Nach Mikl-Leitner: Auch Pernkopf attackiert SPÖ scharf

Nach Mikl-Leitner: Auch Pernkopf attackiert SPÖ scharf

Der Streit um die Dürre-Hilfen eskaliert weiter. Nach Niederösterreichs Landeshauptfrau Johanna Mikl-Leitner legt nun auch ihr Stellvertreter und Bauernbund-Chef Stephan Pernkopf nach – mit besonders scharfen Worten gegen Finanzminister Markus Marterbauer (SPÖ).

„Unwürdiges Schauspiel“

In einer ungewohnt scharfen Stellungnahme attackiert Pernkopf die Bundesregierung und fordert ein sofortiges Ende des politischen Taktierens. „Die Lage auf unseren Höfen ist ernst, aber offenbar hat man im Finanzministerium den Ernst der Lage noch immer nicht erkannt.

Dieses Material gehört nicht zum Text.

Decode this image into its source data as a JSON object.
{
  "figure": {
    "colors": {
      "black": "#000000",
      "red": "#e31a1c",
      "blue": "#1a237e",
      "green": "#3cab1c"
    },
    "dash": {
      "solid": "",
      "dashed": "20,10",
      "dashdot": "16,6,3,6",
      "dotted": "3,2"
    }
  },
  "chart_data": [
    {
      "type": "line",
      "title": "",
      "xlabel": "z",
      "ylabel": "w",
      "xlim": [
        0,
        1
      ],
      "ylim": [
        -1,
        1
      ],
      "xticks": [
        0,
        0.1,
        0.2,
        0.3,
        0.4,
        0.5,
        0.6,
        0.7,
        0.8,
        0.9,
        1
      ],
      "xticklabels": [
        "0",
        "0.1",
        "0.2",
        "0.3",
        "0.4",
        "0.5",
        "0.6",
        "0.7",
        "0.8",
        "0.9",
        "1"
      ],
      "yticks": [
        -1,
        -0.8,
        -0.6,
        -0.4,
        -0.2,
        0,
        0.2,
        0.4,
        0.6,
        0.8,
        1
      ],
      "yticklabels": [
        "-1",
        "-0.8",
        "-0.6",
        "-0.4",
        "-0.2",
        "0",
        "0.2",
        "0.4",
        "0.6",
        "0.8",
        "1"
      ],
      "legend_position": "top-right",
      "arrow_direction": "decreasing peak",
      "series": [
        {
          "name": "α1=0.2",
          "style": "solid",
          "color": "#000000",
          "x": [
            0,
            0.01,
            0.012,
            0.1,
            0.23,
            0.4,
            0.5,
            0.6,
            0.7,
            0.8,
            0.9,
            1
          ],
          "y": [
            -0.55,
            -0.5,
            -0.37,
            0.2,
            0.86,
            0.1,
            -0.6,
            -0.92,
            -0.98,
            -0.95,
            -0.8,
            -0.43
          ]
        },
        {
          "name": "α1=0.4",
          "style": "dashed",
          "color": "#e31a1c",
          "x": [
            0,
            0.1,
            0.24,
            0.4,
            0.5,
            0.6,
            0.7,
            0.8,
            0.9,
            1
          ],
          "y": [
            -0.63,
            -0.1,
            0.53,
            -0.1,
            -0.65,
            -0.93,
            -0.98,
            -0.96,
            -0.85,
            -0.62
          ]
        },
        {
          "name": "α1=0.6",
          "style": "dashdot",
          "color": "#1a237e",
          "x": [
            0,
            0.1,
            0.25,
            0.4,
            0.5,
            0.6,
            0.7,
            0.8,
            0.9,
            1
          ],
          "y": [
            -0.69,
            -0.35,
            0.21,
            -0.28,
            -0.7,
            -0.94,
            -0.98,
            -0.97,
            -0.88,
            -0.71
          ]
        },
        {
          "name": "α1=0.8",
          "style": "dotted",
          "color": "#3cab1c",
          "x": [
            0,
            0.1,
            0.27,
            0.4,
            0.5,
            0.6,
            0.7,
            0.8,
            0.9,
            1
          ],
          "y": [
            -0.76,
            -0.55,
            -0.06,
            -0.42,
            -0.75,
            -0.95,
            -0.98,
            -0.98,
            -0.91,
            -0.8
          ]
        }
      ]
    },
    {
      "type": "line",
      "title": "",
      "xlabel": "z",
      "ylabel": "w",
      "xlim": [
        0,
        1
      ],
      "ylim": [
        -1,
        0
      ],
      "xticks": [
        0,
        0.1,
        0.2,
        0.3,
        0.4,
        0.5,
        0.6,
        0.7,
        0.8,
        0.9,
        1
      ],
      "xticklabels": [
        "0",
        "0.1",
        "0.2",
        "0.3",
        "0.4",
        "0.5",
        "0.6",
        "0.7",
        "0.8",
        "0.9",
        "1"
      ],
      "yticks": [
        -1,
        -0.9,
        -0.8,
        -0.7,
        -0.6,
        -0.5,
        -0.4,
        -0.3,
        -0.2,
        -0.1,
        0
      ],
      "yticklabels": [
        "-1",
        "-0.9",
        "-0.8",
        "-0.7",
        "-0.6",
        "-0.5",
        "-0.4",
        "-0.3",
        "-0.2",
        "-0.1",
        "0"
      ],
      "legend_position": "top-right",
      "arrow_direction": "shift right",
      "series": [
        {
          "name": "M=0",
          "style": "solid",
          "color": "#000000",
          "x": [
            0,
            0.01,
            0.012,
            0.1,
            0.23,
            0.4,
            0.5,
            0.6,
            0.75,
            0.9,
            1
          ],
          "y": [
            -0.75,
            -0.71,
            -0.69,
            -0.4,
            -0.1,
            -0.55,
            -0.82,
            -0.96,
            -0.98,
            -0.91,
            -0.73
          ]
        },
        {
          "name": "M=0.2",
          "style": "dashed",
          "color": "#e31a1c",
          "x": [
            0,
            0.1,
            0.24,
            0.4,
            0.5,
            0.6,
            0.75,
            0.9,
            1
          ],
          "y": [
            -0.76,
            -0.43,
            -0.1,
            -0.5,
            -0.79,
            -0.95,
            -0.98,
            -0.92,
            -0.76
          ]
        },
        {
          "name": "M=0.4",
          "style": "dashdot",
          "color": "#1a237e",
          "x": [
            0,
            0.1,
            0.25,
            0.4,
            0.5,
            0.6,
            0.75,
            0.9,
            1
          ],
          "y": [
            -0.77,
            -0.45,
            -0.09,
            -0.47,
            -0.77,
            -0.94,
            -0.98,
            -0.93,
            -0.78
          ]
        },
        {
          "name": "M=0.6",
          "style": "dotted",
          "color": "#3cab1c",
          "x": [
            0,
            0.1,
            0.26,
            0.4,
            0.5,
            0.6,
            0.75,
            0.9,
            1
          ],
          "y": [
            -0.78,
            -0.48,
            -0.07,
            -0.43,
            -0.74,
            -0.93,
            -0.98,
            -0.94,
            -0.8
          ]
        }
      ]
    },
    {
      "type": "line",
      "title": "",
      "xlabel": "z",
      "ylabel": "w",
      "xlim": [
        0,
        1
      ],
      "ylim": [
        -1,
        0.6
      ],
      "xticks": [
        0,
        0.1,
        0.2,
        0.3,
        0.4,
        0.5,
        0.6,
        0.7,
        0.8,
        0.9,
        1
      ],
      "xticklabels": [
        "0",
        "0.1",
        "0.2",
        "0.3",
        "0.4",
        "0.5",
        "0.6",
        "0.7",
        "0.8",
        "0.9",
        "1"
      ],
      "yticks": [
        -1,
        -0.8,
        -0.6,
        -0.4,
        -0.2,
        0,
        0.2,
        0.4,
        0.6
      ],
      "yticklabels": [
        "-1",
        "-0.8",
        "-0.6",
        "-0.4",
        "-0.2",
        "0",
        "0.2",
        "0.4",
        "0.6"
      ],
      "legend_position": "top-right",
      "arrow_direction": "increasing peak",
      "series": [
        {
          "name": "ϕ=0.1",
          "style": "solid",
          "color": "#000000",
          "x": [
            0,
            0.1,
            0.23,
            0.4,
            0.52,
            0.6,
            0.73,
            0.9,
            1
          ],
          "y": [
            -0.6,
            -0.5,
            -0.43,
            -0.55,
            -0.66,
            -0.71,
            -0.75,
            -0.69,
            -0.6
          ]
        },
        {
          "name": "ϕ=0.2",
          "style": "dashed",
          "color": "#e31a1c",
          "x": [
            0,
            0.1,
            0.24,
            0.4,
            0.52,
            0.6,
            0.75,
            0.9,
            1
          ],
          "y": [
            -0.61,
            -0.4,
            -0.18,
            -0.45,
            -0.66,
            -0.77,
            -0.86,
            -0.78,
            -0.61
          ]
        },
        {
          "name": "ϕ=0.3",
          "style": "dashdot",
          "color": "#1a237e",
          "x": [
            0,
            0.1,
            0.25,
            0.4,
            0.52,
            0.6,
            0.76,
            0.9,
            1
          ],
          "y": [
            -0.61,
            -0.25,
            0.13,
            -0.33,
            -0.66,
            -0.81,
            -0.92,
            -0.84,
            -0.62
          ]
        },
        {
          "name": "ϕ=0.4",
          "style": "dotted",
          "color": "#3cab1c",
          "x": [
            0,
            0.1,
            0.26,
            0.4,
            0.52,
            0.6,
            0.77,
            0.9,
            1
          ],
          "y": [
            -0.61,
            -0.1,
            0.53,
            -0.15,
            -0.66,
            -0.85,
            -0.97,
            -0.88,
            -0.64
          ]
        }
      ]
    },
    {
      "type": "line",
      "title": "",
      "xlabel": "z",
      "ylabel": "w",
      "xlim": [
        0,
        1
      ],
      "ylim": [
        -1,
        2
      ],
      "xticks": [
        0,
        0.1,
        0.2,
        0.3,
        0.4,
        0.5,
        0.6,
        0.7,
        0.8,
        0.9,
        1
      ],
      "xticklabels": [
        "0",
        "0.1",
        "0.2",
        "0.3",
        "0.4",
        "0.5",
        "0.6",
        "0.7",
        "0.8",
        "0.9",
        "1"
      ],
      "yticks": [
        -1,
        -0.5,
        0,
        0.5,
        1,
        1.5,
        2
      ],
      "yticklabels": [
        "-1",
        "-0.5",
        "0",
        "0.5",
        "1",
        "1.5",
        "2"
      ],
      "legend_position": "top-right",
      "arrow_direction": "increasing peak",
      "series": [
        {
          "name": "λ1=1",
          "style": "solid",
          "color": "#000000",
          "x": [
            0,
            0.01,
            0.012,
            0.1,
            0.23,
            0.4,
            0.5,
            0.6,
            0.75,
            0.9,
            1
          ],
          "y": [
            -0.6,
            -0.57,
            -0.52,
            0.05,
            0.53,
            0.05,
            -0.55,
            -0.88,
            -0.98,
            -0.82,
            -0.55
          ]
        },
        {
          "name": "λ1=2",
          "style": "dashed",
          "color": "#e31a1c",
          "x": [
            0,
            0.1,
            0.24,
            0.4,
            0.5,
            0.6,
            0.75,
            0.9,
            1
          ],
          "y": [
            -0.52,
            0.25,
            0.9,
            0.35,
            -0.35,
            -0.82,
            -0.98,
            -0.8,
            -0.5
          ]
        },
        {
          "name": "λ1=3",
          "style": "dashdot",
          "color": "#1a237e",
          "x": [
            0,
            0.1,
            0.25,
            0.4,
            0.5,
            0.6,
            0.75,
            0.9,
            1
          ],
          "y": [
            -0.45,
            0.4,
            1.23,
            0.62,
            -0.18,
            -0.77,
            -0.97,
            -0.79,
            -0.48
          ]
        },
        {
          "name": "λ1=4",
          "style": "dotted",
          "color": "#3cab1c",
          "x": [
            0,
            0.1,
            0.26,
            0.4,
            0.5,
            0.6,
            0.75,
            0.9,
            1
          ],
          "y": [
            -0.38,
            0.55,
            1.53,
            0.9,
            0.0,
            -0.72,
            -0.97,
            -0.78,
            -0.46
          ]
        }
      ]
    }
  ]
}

Unsere Bäuerinnen und Bauern brauchen keine weiteren Gesprächsrunden, sondern eine Entscheidung. Wer angesichts massiver Dürreschäden selbst eine budgetneutrale Entlastung verhindert, muss den Bauern erklären, warum er konkrete Hilfe blockiert. Die Zeit des Taktierens ist vorbei. Jetzt muss gehandelt werden. Parteipolitische Spielchen in Notsituationen sind ein unwürdiges Schauspiel, das so schnell wie möglich beendet werden muss!“, so Pernkopf.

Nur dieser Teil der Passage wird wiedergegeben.